La rumeur de la mort des trois employés d'El Comercio enflait depuis jeudi. Le président équatorien avait même quitté précipitamment Lima, où il devait participer au Sommet des Amériques, pour rentrer à Quito. Dans une déclaration à la presse ce vendredi 13 avril, Lenin Moreno a confirmé ce que le pays tout entier redoutait. « Malheureusement, l'information que nous avons confirme l'assassinat de nos compatriotes », a-t-il annoncé, la voix brisée par l'émotion.
Le reporter Javier Ortega, le photographe Paul Rivas et leur chauffeur Efrain Segarra avaient été kidnappés le 26 mars dernier alors qu'ils effectuaient un reportage dans la localité équatorienne de Mataje, limitrophe de la Colombie. Les soupçons se sont portés sur des dissidents de l'ancienne guérilla colombienne des Farc.

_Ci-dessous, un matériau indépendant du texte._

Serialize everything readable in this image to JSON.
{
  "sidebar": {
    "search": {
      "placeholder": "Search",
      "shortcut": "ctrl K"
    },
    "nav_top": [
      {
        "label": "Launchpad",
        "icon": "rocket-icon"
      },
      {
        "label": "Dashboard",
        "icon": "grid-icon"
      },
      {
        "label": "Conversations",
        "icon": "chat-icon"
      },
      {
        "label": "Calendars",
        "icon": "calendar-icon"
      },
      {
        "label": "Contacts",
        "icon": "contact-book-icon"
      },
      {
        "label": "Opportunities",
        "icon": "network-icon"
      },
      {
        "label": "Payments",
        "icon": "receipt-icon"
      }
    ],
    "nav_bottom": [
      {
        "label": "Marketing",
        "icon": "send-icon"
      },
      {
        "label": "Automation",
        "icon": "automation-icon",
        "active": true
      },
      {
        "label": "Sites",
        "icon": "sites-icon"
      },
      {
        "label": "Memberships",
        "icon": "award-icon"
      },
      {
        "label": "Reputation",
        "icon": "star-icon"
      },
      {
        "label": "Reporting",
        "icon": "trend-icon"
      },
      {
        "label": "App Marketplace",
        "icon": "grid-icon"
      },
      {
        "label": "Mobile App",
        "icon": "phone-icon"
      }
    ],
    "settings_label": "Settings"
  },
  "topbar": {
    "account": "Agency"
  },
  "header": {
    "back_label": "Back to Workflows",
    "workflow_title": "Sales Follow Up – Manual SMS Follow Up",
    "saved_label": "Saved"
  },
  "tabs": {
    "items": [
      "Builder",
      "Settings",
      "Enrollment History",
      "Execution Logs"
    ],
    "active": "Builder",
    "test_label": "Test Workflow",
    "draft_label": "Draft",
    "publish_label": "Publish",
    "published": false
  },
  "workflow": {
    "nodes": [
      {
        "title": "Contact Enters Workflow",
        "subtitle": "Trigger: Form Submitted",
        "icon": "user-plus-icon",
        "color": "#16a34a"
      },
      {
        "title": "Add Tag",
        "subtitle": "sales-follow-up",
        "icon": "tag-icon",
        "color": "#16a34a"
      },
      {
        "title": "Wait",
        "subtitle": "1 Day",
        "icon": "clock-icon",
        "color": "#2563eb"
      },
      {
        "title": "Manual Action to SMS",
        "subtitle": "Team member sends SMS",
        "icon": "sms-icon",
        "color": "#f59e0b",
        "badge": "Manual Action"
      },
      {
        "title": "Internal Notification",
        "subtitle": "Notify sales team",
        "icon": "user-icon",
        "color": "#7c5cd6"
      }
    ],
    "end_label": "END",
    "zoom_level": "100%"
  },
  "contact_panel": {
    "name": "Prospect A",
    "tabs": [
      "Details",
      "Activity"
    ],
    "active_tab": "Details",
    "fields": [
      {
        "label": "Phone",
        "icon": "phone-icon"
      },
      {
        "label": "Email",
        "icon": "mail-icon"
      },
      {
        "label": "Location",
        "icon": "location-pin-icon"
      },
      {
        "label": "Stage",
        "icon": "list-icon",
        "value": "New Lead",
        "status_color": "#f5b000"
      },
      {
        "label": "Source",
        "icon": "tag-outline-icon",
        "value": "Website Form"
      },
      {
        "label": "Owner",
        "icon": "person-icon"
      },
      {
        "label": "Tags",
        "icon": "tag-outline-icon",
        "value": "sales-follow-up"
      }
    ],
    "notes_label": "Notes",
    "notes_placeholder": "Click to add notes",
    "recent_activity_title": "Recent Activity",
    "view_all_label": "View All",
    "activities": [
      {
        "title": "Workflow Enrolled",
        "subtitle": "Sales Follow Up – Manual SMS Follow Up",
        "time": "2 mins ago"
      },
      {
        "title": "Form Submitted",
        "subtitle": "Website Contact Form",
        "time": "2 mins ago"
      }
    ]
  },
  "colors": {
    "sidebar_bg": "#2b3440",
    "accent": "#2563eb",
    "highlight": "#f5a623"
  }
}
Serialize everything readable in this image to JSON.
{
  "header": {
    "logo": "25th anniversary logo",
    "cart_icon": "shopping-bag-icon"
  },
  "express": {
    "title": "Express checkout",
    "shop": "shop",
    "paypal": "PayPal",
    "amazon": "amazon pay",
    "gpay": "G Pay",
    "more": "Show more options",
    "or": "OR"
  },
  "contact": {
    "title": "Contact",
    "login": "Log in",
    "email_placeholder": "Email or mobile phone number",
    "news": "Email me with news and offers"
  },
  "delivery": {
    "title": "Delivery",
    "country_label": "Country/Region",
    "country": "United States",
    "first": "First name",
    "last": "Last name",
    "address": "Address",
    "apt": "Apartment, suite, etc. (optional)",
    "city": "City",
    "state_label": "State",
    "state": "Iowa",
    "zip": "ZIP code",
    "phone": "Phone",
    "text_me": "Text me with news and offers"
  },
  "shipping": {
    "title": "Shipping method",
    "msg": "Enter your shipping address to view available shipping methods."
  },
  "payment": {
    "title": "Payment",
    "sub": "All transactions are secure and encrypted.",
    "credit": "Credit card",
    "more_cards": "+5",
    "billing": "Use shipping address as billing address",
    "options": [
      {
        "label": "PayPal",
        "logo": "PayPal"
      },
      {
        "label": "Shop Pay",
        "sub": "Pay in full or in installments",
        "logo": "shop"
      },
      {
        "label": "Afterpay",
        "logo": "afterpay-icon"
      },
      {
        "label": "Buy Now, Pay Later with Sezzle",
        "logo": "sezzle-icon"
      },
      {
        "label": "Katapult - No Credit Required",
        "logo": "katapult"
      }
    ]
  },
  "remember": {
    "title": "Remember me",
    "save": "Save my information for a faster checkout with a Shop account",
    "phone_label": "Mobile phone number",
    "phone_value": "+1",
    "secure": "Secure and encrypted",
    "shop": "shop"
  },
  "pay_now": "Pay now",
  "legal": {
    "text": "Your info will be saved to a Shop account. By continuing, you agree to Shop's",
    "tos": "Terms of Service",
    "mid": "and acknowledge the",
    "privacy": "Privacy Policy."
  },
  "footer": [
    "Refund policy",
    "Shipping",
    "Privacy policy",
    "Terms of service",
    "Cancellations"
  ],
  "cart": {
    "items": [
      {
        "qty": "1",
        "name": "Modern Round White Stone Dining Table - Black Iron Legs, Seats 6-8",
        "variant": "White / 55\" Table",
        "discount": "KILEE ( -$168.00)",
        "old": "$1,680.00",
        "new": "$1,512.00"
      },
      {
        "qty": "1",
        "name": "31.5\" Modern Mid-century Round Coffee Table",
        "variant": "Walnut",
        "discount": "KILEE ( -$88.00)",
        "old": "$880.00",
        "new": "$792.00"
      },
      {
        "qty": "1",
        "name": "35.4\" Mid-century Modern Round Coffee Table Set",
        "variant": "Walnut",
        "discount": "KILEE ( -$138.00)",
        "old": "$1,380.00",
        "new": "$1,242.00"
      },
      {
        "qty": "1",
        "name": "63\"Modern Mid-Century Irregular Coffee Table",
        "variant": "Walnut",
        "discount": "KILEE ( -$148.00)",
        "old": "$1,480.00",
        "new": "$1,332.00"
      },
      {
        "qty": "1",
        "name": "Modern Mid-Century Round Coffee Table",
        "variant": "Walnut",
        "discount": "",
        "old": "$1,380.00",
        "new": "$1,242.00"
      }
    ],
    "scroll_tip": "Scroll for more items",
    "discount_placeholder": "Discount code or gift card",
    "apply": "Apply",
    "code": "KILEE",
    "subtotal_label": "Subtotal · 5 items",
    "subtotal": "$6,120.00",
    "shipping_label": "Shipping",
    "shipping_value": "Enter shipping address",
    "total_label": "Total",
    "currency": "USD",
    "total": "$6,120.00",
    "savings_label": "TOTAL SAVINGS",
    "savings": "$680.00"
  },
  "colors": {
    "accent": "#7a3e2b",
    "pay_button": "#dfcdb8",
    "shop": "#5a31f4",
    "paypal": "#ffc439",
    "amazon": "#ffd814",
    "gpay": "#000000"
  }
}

La première et dernière preuve de vie était une vidéo transmise à la presse colombienne le 3 avril. Pendant 23 secondes, le journaliste Javier Ortega, 32 ans, le photographe Paul Rivas, 45 ans, et leur chauffeur Efrain Segarra, 60 ans, apparaissant enchaînés par le cou. Les conditions de leurs ravisseurs pour les rendre « sains et saufs » sont la libération de trois hommes prisonniers en Equateur et la fin de la coopération antiterroriste de ce pays avec la Colombie, explique l'un d'eux dans cette vidéo. Le gouvernement équatorien avait fait savoir qu'il était en négociation avec les ravisseurs, sans donner plus de précisions.
Hier, des photographies avaient été remises au média colombien RCN. Sur ces photos, l’un des otages exécutés était identifiable. Le président équatorien avait alors lancé un ultimatum aux ravisseurs, leur exigeant de prouver que les otages étaient encore en vie. En l'absence de réponse positive, Lenin Moreno avait promis d'agir « avec la plus grande fermeté » pour « punir ces gens ».
Des actions « militaires et policières » mises en place
Ce vendredi, il a donc mis sa menace à exécution, annonçant avoir lancé des actions « militaires et policières » à la frontière avec la Colombie. Malgré les doutes de tous ceux qui rappellent que la militarisation de la lutte anti-drogue n'est pas toujours synonyme de succès, et citent le cas méxicain pour le prouver, le président équatorien s'en est d'abord pris au leader du groupe responsable de l'enlèvement puis de l'assassinat de l'équipe du quotidien El Comercio, rapporte notre correspondant régional, Eric Samson.
« Nous avons rajouté le narco terroriste alias Guacho dans la liste des plus recherchés de l'Equateur. Nous offrons une récompense de 100 000 dollars pour tout renseignement qui permettra sa capture en Equateur ou en Colombie », a-t-il déclaré. Lenin Moreno a également annoncé la création d'une nouvelle juridiction spécialisée dans le crime organisé pour protéger les juges et les membres du Parquet et l'établissement d'une zone de sécurité.
« Nous avons repris les opérations militaires et policières dans la région frontière que nous avions suspendu pour protéger la vie des otages et nous allons y déployer les unités d'élite de nos forces armées et de la police », a-t-il ajouté. 500 policiers et militaires se sont déployés à Mataje, là où 4 soldats ont été victimes d'un attentat le mois dernier.
Neuf personnes ont été arrêtées dans une ambiance tendue, selon un habitant de la province, Joel González. « La guérilla commence à s'éloigner de Mataje, car il y a de plus en plus de militaires. Il y a plus de contrôles aussi », décrit-il. Lenin Moreno a, enfin, annoncé le lancement d'opérations conjointes entre les armées colombiennes et équatoriennes.
L'exécution de l'équipe de reportage d'El Comercio est l'événement le plus dramatique d'une vague de violence qui secoue depuis janvier dernier l'Equateur à sa frontière. Cette zone où opèrent des dissidents de l'ex-guérilla des Farcs a été le théâtre d'une série d'attaques contre les militaires équatoriens. Trois soldats ont été tués et 43 civils et militaires blessés.